The book is clearly setting up some very important things, including the infiltration of Homeland Security by various groups (notably both the Mormons and the Scientologists — and the Mormon element makes me wonder if Stross’ plan for the series is at all inspired by Heinlein’s If This Goes On…, which touches on a few similar ideas. I’d dismiss this possibility, except that this book is clearly and explicitly intertextual with at least one other classic work of SF, The Man In The High Castle), and there’s a lot of background involving Rita’s grandfather which I won’t spoil, but which is clearly leading to interesting places.

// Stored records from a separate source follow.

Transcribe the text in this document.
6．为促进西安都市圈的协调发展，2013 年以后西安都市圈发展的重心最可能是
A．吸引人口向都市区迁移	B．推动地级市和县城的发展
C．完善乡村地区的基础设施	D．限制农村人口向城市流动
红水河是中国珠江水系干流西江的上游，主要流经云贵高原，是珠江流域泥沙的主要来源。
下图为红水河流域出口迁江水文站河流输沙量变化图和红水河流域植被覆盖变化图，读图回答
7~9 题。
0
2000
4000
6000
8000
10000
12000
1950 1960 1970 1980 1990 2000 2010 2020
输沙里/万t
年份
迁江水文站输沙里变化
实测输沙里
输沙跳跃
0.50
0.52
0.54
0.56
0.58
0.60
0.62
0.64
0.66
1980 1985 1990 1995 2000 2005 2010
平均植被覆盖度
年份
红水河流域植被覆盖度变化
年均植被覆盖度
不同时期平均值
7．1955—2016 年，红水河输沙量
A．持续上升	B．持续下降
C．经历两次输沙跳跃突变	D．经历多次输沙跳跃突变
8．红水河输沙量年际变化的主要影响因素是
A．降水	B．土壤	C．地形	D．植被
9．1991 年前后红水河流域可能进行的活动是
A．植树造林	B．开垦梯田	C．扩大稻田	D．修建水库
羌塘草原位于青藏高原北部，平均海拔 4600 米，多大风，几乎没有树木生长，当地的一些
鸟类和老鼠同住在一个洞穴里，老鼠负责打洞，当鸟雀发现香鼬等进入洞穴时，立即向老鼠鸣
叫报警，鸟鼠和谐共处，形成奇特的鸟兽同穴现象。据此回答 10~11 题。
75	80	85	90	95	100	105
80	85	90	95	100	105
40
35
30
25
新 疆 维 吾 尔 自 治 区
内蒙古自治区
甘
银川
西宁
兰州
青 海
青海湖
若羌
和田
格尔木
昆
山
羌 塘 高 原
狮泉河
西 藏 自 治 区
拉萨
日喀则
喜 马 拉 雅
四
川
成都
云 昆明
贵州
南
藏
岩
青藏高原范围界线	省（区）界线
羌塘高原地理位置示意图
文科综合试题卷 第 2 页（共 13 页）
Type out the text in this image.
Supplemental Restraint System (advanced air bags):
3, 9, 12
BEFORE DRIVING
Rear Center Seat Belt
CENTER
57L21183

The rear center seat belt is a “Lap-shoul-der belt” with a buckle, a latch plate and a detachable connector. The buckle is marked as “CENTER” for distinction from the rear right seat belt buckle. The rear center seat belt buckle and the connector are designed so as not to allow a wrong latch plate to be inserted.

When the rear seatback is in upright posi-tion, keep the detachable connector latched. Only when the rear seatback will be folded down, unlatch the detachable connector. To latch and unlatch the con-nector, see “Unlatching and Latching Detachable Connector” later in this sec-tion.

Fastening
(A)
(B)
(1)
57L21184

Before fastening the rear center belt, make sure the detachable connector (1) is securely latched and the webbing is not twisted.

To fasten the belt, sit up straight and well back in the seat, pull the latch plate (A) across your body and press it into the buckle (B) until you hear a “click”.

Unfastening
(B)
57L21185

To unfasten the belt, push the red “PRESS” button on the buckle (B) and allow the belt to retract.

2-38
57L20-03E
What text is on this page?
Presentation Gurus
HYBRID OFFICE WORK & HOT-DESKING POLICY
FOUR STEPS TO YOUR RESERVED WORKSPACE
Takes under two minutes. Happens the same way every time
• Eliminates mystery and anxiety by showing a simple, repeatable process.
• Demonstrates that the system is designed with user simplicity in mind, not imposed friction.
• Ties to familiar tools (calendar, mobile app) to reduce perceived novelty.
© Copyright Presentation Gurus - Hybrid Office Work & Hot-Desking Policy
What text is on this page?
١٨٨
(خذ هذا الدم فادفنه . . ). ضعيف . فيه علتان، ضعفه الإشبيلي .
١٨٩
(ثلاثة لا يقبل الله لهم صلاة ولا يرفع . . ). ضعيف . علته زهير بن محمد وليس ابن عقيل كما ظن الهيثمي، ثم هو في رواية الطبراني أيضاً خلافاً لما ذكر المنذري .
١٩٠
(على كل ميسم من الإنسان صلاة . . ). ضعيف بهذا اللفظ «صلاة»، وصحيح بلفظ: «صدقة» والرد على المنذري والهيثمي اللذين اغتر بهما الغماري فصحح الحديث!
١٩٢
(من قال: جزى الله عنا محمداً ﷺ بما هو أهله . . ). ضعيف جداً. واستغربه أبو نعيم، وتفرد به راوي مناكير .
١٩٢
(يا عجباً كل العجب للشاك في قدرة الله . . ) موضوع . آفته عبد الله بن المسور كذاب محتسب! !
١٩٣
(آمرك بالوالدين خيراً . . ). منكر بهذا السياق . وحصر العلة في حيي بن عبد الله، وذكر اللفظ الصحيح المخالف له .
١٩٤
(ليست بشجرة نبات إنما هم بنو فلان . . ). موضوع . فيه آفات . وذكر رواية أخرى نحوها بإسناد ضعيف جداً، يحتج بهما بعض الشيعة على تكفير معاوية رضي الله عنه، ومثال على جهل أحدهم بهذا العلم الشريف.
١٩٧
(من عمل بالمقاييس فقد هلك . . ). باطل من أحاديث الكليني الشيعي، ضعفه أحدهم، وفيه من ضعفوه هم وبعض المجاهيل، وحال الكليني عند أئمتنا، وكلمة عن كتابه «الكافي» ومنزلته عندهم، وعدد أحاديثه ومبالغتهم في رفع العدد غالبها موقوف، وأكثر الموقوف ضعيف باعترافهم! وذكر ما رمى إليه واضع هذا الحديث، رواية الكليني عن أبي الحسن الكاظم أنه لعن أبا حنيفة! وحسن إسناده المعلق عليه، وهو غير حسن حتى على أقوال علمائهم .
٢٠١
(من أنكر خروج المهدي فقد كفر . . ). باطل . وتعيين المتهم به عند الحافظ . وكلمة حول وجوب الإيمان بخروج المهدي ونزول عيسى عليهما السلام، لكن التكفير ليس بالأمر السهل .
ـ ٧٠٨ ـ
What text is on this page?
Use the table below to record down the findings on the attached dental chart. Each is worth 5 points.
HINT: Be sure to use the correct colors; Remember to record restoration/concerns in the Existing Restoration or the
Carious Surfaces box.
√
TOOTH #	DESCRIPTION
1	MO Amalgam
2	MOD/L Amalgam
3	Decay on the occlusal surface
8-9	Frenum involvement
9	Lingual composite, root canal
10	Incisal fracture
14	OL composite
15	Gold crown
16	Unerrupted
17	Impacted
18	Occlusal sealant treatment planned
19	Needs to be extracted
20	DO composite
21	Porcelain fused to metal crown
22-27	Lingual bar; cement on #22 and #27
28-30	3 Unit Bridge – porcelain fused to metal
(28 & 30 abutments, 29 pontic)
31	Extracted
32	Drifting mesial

I want to give this book a higher rating than I have — it’s full of exceptionally interesting ideas, and it’s more timely than Stross could have imagined when he wrote it. The book was inspired by the Snowden revelations, and a general mistrust of the US surveillance state, but there is a lot in here which resonates strongly with the recent rise of the Trump/Erdogan/Putin/May/Le Pen/Farage Fascist International and the growing realisation that we are in a new Cold War in which our own governments may well not be on the same side as their populations.
But unfortunately, the book is all set-up. It’s not really a complete narrative on its own terms, and finishes with all the pieces in place for what promises to be an interesting story, but without the story really having got going. It’s the first third of what seems like it’ll be a four- or five-star book when it’s finished, but it’s not a satisfying work in and of itself. I understand the publishing industry realities which mandate this, but that doesn’t make the experience itself any less annoying.

My advice is to wait until 2019 (assuming the world lasts that long — see above re: fascists and cold wars…) and read the whole thing in one go. I’m sure it will work very well then. But as it is, I’d leave it for now.